All of us have heard and read about the comments one candidate made about his right to kiss, grab, paw at, and violate women who are attractive to him. The effect this abhorrent attitude may have on the children watching him threatens the work we do to prevent domestic violence from repeating itself generation after generation.
Many boys watching/listening to the candidate are looking for role models who demonstrate what it is like to be a man. They hear his boasts. They admire his power. They want to be like him, so that they can do what he does. Like watching the abusive male figure in their home, they learn that it’s OK to kiss, grab, and grope a woman if they have enough power to do so. They learn to be abusers.
Girls hear and see this powerful man and learn from his boasts that men can do anything they want to women. They come to believe themselves weak and vulnerable. They worry that they have to steel themselves for such assaults. The lesson they take away is that they can never be as powerful as the men who violate them. They learn to be victims.
Some have excused the remarks by saying “boys will be boys” or this is only “locker room banter.” But the comments did not occur in a locker room and they were much more than banter. Men whose livelihood has taken them inside numerous locker rooms agree. For example,
Dean Obeidallah: “I’ve heard men boast about sexual conquests in locker rooms, but I never heard bragging about assaulting women. . . . since that is what kissing or touching women without their consent is.”
Jake Tapper has agreed: “I have been in locker rooms. I have been a member of a fraternity. I have never heard any man, ever, brag about being able to maul women because they can get away with it—never.”

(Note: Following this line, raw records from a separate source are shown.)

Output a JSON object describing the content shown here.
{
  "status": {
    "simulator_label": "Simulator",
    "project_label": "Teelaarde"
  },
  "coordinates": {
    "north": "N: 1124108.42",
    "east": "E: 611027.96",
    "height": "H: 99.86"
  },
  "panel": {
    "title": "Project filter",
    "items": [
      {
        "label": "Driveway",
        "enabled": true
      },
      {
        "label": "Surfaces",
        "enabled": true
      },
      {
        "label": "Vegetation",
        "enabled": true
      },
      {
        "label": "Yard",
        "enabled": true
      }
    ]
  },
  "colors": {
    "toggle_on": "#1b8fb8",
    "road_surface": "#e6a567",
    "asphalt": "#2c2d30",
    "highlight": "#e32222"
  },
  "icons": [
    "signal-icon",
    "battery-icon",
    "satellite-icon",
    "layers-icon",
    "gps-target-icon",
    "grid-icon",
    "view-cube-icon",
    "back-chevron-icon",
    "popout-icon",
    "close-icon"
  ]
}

If we accept or dismiss them as normal boy talk, we perpetuate the message to boys that it’s OK to humiliate women and to girls that this is how they can expect to be treated.
As Michelle Obama argued, “to dismiss this as everyday locker-room talk is an insult to decent men everywhere. . . . Strong men—men who are truly role models—don’t need to put down women to make themselves feel powerful. . . . The men in my life do not talk about women like this.”
To become good men, respectful bosses, loving husbands, fathers, brothers and sons, boys need positive role models who do not engage in this kind of “locker room banter,” and girls will learn that they will be successful due to their ability, education, determination, and creativity.
For all of us who are horrified by domestic violence, who want to support abused women by making comfort scarves for them, who want to end the cycle of domestic violence by making hats for the children, we have the responsibility to argue against the idea that “locker-room banter” is OK. That sexual assault on women is OK. That women are inferior to men. We have to support gender equality in the work place, equal pay for equal work, education for all. We have to do whatever it takes to help women and children live a life free of abuse.
At the shelters to which we donate our comfort scarves, the women suffer from low self-esteem. Their partners have exerted power over them to such an extent that their only choice is to flee their abusive environment. Receiving a comfort scarf helps them feel they have some worth and value as a human being, that they are not doomed to living as a victim of abuse. Keep knitting!